Let’s specify the type when defining a constant as well.
WASABI_RECOMMEND: Dict[Fish: bool] = {
Fish.TUNA: True,
Fish.SALMON: True,
Fish.MACKEREL: False,
}
TODAYS_RECCOMEND: Fish = Fish.MACKEREL
Also, in most production environments, you will want to set constants using environment variables to control their behavior. The config-env is a useful library when you want to create an object that configures such behavior.
import environ
@environ.config()
class SushiConfig:
max_amount: int = environ.var(name="MAX_AMOUNT", converter=int)
todays_recommend: Fish = environ.var(name="TODAYS_RECOMMEND", converter=Fish)
os.environ["MAX_AMOUNT"] = "10"
os.environ["TODAYS_RECOMMEND"] = "mackerel"
>>> environ.to_config(SushiConfig)
SushiConfig(max_amount=10, todays_recommend=<Fish.MACKEREL: 'mackerel'>)
You can get objects from environment variables while casting types like this. (Note: at this time, even if __annotation__
and converter do not match, the code will pass the type checker)

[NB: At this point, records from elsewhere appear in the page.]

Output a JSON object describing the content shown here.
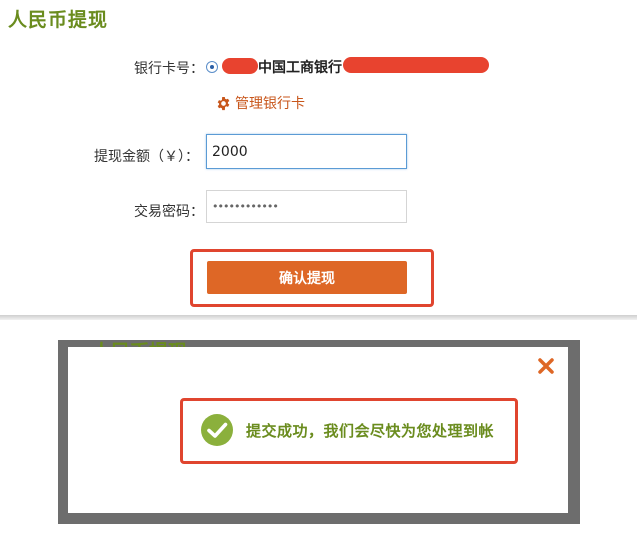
{
  "page": {
    "title": "人民币提现"
  },
  "form": {
    "bank_card_label": "银行卡号：",
    "bank_name": "中国工商银行",
    "manage_cards_link": "管理银行卡",
    "amount_label": "提现金额（￥）：",
    "amount_value": "2000",
    "password_label": "交易密码：",
    "password_mask": "••••••••••••",
    "confirm_button": "确认提现"
  },
  "modal": {
    "success_message": "提交成功，我们会尽快为您处理到帐"
  },
  "colors": {
    "brand_green": "#6a8c1e",
    "accent_orange": "#de6726",
    "annotation_red": "#e0452f",
    "redaction": "#e8432f"
  },
  "icons": {
    "manage": "gear-icon",
    "close": "close-icon",
    "success": "check-circle-icon"
  }
}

Annotation to dependent libraries
Even if you use type hints in your project, not all dependent libraries have type annotations. However, even in such a case, if the return value is specified in a comment or the return value is clear from the code, it may be better to add a hint for the purpose of improving readability or getting completion by the IDE.
# In foobar.py
def fish_for_something():
return random.choice(list(Fish)) if random.random() < 0.5 else None
# In other project
from foobar import fish_for_something # Not annotated function
catch: Optional[Fish] = fish_for_something()
Here, even if fish_for_something()
is not annotated, the IDE will understand that None or Fish is stored in the variable catch
from now on, and will warn about None and complete the Fish class. This also makes it easier for later maintainers to read. (Actually, if you use pycharm, it will understand this function returns Optional [Fish]

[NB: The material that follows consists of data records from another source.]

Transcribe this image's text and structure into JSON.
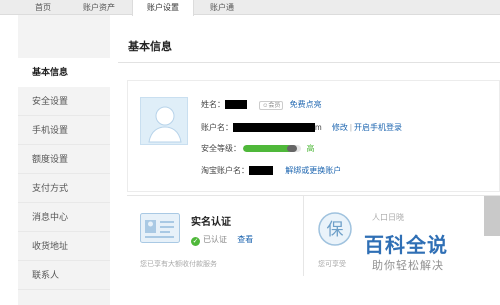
{
  "topnav": {
    "tabs": [
      {
        "label": "首页"
      },
      {
        "label": "账户资产"
      },
      {
        "label": "账户设置",
        "active": true
      },
      {
        "label": "账户通"
      }
    ]
  },
  "sidebar": {
    "items": [
      {
        "label": "基本信息",
        "active": true
      },
      {
        "label": "安全设置"
      },
      {
        "label": "手机设置"
      },
      {
        "label": "额度设置"
      },
      {
        "label": "支付方式"
      },
      {
        "label": "消息中心"
      },
      {
        "label": "收货地址"
      },
      {
        "label": "联系人"
      }
    ]
  },
  "main": {
    "title": "基本信息",
    "profile": {
      "name_label": "姓名：",
      "member_badge": "会员",
      "free_light_link": "免费点亮",
      "account_label": "账户名：",
      "account_suffix": "m",
      "modify_link": "修改",
      "separator": "|",
      "mobile_login_link": "开启手机登录",
      "security_label": "安全等级：",
      "security_level_text": "高",
      "security_level_fraction": 0.85,
      "taobao_label": "淘宝账户名：",
      "unbind_link": "解绑或更换账户"
    },
    "realname": {
      "title": "实名认证",
      "status": "已认证",
      "check_mark": "✓",
      "view_link": "查看",
      "desc": "您已享有大额收付款服务"
    },
    "insurance": {
      "icon_char": "保",
      "title": "人口日晓",
      "desc": "您可享受"
    }
  },
  "watermark": {
    "main": "百科全说",
    "sub": "助你轻松解决"
  },
  "colors": {
    "link": "#1e66b0",
    "green": "#4fb83a",
    "watermark_blue": "#2f6fb5"
  }
}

even if there is no annotation.)
Summary
Python is a dynamically typed language and there are some difficulties derived from the language, so I personally think that it is not necessary to adopt Python unless there is a library dependency of machine learning or its preprocessing. However, adopting type hints helps you to write easy-to-read code comfortably in the IDE, and you can use static analysis tools to perform type checking like Java or C#. Once you get used to it, you’ll definitely not want to write Python without type checking. Why don’t you try writing type-strict Python with type hints?